The Callahans correctly contend that Georgia law precludes Hall from asserting a quantum meruit claim in this case. As this court consistently has held:
A material-man or subcontractor may not recover against an owner or general contractor with whom it has no contractual relationship, based on the theory of unjust enrichment or implied contract; rather, it is limited to the statutory remedies provided by Georgia's lien statute, OCGA § 44-14-360 et seq.
Kennesaw Flooring v. Rector, 291 Ga. App. 704 ( 662 SE2d 808) (2008) (citations and punctuation omitted); see also J. Kinson Cook, Inc. v. Weaver, 252 Ga. App. 868, 871 (2) ( 556 SE2d 831) (2001) (trial court erred in allowing sub-subcontractor's quantum meruit claim to go to the jury).

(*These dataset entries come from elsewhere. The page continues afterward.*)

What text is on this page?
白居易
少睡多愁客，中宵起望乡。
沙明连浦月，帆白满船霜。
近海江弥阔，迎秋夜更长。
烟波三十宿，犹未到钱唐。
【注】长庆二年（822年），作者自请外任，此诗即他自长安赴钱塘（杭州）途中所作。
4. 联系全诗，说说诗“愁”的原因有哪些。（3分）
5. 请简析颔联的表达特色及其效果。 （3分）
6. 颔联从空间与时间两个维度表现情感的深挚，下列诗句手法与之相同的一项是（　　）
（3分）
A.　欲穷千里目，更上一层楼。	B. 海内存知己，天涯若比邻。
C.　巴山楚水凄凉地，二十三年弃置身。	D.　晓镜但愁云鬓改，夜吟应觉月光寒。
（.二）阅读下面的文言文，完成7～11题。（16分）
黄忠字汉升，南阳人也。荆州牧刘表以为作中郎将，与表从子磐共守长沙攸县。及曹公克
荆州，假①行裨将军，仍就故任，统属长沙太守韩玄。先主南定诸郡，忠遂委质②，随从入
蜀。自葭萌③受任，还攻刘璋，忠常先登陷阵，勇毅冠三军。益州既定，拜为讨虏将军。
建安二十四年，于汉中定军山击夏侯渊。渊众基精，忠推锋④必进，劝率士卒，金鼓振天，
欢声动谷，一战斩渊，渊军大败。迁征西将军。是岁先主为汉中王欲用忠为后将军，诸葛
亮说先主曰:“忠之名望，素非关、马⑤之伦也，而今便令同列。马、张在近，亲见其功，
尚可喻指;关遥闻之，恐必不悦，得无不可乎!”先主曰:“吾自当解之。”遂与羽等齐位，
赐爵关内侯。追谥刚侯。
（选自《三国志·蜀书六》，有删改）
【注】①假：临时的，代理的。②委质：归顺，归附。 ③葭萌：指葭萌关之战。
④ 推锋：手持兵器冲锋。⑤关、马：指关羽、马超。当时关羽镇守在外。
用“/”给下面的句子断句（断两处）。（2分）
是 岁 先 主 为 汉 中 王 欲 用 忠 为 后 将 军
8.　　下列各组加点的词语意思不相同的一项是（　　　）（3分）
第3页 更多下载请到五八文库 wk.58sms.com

Here, Duncan was the general contractor for the work done on the Callahans' property, and Hall was the subcontractor. When Duncan asked Hall if he wanted to bid on the project, Hall submitted a written proposal to him, and was awarded the job. Hall had an oral contract with Duncan, and Duncan had an oral contract with Larry Callahan. Hall had no direct contractual relationship with Larry Callahan and is therefore precluded from asserting a quantum meruit claim as a remedy for nonpayment. Thus, the trial court erred in awarding damages on this basis. Accordingly, we reverse the trial court's judgment on the quantum meruit claim.
See Kennesaw Flooring, supra at 705.
See J. Kinson Cook, Inc., supra.
Judgment affirmed in part and reversed in part. Smith, P J., and Bernes, J., concur.